Nick Abbot 10pm - 1am
Coronavirus: Launch track and trace now or risk NHS being 'overwhelmed'
21 May 2020, 08:50
Time is "running out" for the government to launch its test, track and trace system if it wants to avoid a second wave of coronavirus, NHS leaders have warned.
Chris Hopson, the chief executive of NHS Providers, which represents hospital trusts, has warned the government the health service is at risk of being "overwhelmed" unless a clear tracking and tracing strategy for Covid-19 is mapped out.
The NHS chief said hospitals, GPs and staff for the 111 service have “not had clear information and instructions about what their role will be in this process.”
He added: "We need clarity on exactly how this is going to work.
"Our colleagues at the Confederation are right: unless we can absolutely have clarity on that quickly, there clearly will be a risk to the NHS that we get overwhelmed in a second peak, which nobody wants."
Health Secretary Matt Hancock has also been warned by Niall Dickson, the chief executive of the NHS Confederation, which represents organisations across the healthcare sector, that "time is running out" for the government to implement its testing and tracing strategy.
He wrote to the minister to express his "concern" over an apparent lack of a clear strategy.
"We would therefore urge you to produce such a strategy with a clear implementation plan ahead of any further easing of the lockdown," Mr Dickson said in his letter.
Speaking at Prime Minister's Questions on Wednesday, Boris Johnson said he has "great confidence" a test, track and trace system will be in place by 1 June - the same day schools are set to gradually reopen.
He said 25,000 staff would be in place by the start of next month and they would be capable of tracking the contacts of up to 10,000 new coronavirus cases a day.
Mr Dickson responded to this saying it would be "very much welcome," but stressed that "delivery and implementation will be critical, and we await further details."
Test, track and trace - or TTT - involves testing people for coronavirus, tracking its spread, and then tracing the people with whom an infected person has come into contact with.
Health officials began contact tracing for every positive diagnosis of coronavirus following the first confirmed cases in January.
However, once the number of Covid-19 cases began to surge in the UK, by mid-March widespread contact tracing was abandoned.
It is now seen as a vital strategy for overcoming the virus, while avoiding a second wave, and eventually relaxing lockdown measures.
Minister for Security James Brokenshire echoed the UK leader in saying he is also "confident" that a track and trace system will be in place by 1 June.
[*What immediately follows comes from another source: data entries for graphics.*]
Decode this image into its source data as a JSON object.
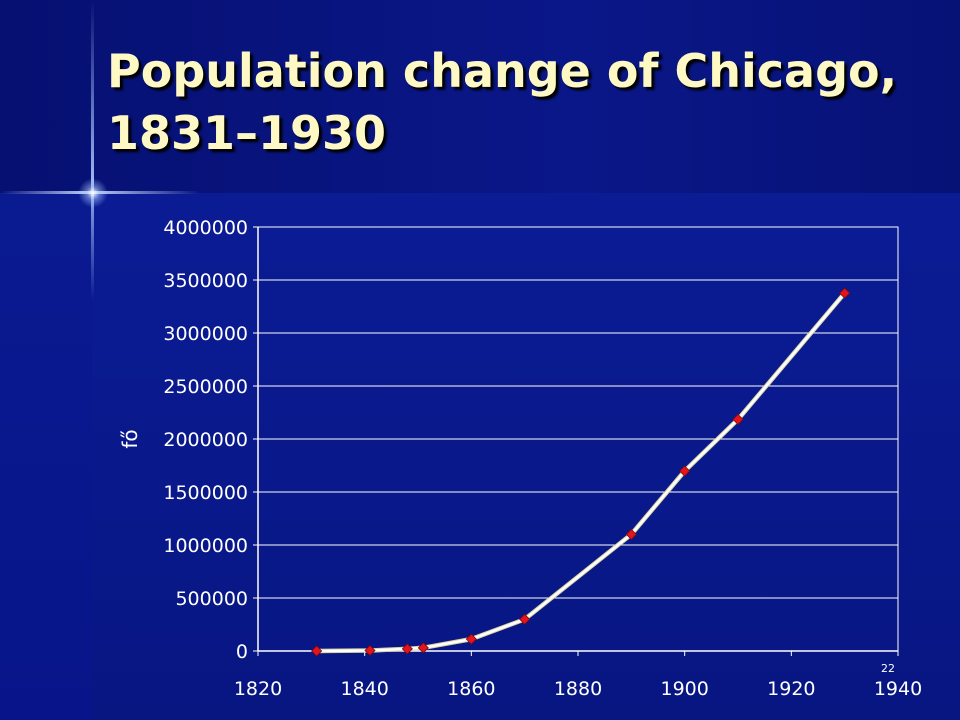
{
  "slide": {
    "title": "Population change of Chicago, 1831–1930",
    "slide_number": "22"
  },
  "colors": {
    "background": "#0c1c9a",
    "title_text": "#fdf8c4",
    "axis_text": "#ffffff",
    "gridline": "#ffffff",
    "line": "#ffffff",
    "marker": "#e3141b"
  },
  "chart_data": {
    "type": "line",
    "title": "",
    "xlabel": "",
    "ylabel": "fő",
    "xlim": [
      1820,
      1940
    ],
    "ylim": [
      0,
      4000000
    ],
    "x_ticks": [
      1820,
      1840,
      1860,
      1880,
      1900,
      1920,
      1940
    ],
    "y_ticks": [
      0,
      500000,
      1000000,
      1500000,
      2000000,
      2500000,
      3000000,
      3500000,
      4000000
    ],
    "grid": "horizontal",
    "legend": "none",
    "marker": "diamond",
    "series": [
      {
        "x": [
          1831,
          1841,
          1848,
          1851,
          1860,
          1870,
          1890,
          1900,
          1910,
          1930
        ],
        "y": [
          100,
          5000,
          20000,
          30000,
          112000,
          299000,
          1100000,
          1698000,
          2185000,
          3376000
        ]
      }
    ]
  }
}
He told Sky News that the government's app, which has been trialled on the Isle of Wight, "will be introduced in the coming weeks in parallel" with the system employing track and trace staff.
He said: "But obviously, the priority being to get these track and tracers trained, in place, that is what the prime minister is very confident about.
"We're confident the system will be there, able to track and trace around 10,000 people on 1 June."
He added: "We want to see the app rolled out, work continues at pace in relation to that, learning from the experience in the Isle of Wight, so that that can be adopted more broadly."
Mr Brokenshire explained that the app provides "extra support" to track and trace staff.
He then said the government is responding to feedback given on technical issues with the tracing app so far.
"I think it is important that we put in place all the things we can as quickly as we can," he continued.
"We obviously want to see that the app is put in place well and effectively, learning from the experience in the Isle of Wight and dealing with... all of the feedback that we're receiving on some of the technical issues, to ensure that that is as strong as we can make it.
"But that should not stand in the way of the introduction of the track and trace arrangements that I've explained."
Mr Johnson's official spokesman told a Westminster briefing that the app "is only one part of the system" and that there was a "tried and tested" strategy for tracing and testing people.
However, Newcastle University's Allyson Pollock, a professor of public health, said the government's approach had raised several questions.
"This is an extraordinary experiment that the government's put in place, and none of us know how it's going to work," she said.
"There are so many questions to ask about this and why they're bypassing the local systems, and the local health system and the local community. Because you have to know your local community. You can't put the fire out from the centre."